On Experience, Not Expertise
On my 49th year, I remember being on a beach early in the morning and having a deep sense that I had achieved the experiences I wanted for my life.
The day was filled with completeness rather than celebration, and I recall thinking that from here on out, it was “bonus.”
The bonus time has been a challenge, like everyone else’s. Life is a series of challenges we must all navigate through as best we can.
I suppose that’s the reason there are so many performative “experts” who will impart their wisdom and guide us on the path to the illusion of happiness.
Who gets to earn the right to profess their expertise and coach people through life, or to tell people how to fix the challenges of their lives?
I know I’m certainly one of the people who have failed to simply listen and not try to “fix” others’ problems.
I think that’s a very American trait, and especially one of New Yorkers who have an opinion about everything.
But as I’ve grown older and earned wisdom through the school of hard knocks, I pause when I come across the words of inexperienced experts sharing their ideas about how others should live.
I get it.
Every person who has a smartphone has the world’s knowledge right at their fingertips.
And then, of course, we have ChatGPT or Claude mimicking human thought, intelligence, and inspiration about any topic or idea we can imagine.
Wisdom has become a great commodity, packaged and served in a cold dish, rather than what it is: hard-earned life lessons in overcoming and resilience.
The closer I get to the legacy stage of my life and the further away from the beginning, the more I’ve realized how much wisdom is earned, not read from a book, imparted by ChatGPT, or philosophized in a YouTube video.
Typically, true wisdom comes from years of overcoming, paying attention, and meaningfully embracing the lessons.
And it is then that the expertise becomes the sharing of genuine insights that can truly affect another person’s life for the better or help them overcome a life challenge.
So, is it not better to share our experiences rather than perform the rituals of expertise when many of us are touching walls in the dark?
Sharing lived experiences and lessons may resonate with others, and other things won’t, but the message in our sharing could be as simple as this: I see you. I hear you. I’ve overcome. You can too.
The world needs more people with kindness, compassion, and courage, through resilience, in overcoming this messy thing called life without having to come at it as an expert.

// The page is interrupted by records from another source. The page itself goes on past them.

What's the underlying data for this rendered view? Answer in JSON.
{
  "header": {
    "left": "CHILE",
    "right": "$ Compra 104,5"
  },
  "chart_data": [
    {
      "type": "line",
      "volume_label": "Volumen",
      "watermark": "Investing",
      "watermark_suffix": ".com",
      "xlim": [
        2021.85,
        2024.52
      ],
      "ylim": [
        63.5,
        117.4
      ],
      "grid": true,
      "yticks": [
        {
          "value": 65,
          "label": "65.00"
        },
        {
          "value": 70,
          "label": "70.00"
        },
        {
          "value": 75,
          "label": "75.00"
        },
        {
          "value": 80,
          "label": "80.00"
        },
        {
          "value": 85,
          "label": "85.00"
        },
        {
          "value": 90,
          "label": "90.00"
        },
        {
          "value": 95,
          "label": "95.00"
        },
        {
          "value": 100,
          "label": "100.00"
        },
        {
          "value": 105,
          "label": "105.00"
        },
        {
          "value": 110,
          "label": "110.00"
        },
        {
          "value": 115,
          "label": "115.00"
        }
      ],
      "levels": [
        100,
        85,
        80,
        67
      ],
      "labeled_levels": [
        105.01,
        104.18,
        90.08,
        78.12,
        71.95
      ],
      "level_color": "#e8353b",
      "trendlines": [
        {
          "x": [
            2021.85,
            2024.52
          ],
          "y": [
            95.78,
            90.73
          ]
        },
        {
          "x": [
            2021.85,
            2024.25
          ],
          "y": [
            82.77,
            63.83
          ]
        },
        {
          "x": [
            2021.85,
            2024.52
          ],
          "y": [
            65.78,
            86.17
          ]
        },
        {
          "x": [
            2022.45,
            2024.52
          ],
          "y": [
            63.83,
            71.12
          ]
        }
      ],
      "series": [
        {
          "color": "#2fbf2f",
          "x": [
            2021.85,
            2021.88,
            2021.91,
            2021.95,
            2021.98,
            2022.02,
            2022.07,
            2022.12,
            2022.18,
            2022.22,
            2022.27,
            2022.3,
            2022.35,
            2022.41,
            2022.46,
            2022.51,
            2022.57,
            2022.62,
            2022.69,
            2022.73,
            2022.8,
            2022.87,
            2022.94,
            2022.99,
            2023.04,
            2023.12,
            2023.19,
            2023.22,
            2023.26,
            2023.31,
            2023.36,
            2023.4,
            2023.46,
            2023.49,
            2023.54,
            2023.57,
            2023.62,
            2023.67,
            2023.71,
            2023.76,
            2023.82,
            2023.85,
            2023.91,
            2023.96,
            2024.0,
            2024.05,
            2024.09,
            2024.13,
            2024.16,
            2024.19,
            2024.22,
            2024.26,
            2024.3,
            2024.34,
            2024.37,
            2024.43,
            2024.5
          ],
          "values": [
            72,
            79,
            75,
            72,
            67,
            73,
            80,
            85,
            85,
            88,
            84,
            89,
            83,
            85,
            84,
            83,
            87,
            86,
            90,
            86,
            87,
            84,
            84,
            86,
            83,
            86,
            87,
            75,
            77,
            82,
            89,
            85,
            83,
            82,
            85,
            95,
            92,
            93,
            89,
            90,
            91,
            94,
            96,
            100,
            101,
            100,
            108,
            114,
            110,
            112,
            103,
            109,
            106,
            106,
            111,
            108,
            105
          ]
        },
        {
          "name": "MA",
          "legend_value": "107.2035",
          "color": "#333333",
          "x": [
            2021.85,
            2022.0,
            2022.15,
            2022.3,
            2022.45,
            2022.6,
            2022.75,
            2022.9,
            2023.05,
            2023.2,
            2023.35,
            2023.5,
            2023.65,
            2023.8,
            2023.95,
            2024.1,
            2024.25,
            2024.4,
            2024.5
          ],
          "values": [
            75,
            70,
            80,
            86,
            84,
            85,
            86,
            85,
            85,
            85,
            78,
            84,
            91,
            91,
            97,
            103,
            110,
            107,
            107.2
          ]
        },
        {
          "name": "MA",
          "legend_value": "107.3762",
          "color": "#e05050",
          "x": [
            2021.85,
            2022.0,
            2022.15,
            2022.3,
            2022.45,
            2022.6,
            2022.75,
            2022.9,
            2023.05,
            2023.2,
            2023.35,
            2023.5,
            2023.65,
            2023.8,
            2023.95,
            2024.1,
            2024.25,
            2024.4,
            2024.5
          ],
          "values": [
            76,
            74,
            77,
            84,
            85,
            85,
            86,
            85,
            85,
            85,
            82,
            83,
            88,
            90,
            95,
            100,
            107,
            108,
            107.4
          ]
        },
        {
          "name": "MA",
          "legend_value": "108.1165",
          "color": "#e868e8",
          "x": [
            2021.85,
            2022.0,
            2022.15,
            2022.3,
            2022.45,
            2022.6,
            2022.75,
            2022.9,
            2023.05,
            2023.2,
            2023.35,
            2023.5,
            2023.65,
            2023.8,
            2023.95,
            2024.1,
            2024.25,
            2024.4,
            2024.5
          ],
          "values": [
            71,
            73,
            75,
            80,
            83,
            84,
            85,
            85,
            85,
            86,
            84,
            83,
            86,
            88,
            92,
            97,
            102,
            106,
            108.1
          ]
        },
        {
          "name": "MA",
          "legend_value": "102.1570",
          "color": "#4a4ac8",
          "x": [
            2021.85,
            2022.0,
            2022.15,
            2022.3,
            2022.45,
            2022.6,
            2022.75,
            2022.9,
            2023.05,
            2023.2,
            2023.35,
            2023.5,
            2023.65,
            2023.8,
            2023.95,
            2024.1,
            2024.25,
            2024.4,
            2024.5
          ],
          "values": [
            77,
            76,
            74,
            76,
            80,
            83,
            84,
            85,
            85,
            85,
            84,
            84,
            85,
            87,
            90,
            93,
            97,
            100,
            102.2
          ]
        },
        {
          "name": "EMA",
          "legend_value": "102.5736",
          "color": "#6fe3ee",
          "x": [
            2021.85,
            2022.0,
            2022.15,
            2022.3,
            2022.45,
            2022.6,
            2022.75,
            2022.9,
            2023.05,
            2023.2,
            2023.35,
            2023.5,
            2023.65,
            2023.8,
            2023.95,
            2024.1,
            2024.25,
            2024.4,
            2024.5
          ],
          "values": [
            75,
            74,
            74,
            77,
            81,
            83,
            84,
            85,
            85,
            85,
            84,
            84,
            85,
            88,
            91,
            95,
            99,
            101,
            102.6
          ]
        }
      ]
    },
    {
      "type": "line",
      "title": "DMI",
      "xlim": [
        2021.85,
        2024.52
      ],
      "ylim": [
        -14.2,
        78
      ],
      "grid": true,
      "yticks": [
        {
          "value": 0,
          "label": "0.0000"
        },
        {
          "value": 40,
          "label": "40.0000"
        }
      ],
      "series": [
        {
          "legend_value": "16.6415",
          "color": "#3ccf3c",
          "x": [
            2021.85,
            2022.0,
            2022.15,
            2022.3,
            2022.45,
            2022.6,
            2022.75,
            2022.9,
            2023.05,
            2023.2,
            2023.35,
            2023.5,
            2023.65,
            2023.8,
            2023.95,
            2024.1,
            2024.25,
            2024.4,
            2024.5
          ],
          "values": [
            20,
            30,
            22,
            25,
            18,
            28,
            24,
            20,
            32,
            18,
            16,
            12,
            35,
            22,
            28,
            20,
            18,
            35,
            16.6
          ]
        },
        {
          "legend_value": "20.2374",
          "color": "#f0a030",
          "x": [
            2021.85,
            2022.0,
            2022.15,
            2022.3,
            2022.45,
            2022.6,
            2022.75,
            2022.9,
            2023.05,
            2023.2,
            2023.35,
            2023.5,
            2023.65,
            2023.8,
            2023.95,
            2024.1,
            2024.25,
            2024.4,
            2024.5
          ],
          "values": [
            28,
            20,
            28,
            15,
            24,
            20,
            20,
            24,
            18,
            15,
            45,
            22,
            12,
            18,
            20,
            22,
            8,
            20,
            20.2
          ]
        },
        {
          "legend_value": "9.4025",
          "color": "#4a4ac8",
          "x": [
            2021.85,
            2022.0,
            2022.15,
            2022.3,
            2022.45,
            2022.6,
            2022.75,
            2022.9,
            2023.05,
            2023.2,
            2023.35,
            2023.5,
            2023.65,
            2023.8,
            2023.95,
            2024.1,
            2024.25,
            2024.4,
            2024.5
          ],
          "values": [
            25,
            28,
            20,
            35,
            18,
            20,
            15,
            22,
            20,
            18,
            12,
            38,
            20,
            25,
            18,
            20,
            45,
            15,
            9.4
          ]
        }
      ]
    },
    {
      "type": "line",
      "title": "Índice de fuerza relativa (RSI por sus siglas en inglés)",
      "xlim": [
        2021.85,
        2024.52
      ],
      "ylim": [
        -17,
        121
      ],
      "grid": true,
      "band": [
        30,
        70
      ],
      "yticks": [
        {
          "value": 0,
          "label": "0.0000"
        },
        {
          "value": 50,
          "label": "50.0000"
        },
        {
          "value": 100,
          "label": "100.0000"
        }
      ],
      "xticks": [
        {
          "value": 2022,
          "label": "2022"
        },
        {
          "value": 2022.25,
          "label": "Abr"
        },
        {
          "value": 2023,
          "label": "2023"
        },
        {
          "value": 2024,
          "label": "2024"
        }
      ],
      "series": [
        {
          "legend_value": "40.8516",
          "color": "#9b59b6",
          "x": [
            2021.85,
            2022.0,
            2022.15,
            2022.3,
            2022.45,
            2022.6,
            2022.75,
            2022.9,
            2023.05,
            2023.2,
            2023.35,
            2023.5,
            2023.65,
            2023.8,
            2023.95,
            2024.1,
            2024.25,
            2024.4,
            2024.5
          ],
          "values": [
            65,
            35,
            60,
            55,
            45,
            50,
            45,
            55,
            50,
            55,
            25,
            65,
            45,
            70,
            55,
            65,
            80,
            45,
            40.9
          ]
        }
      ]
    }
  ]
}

But we also need a little less calculated, performative lesson-sharing to influence perceptions and personal brands, and more genuine, simple human authenticity.
In other words, can more of us stop “packaging” wisdom and simply share—not as experts, but as people who experienced, overcame, and truly learned the lessons?
© 2026 Linda N. Spencer, My Red Sneakers. All Rights Reserved.


I love how you describe experience as something that carves and strengthens us rather than something we simply collect. It speaks to a truth often missed; the shift from performing knowledge to actually living it. Sharing what we’ve endured and learned is far more human than packaging wisdom for consumption, and your writing is a beautiful testament to that.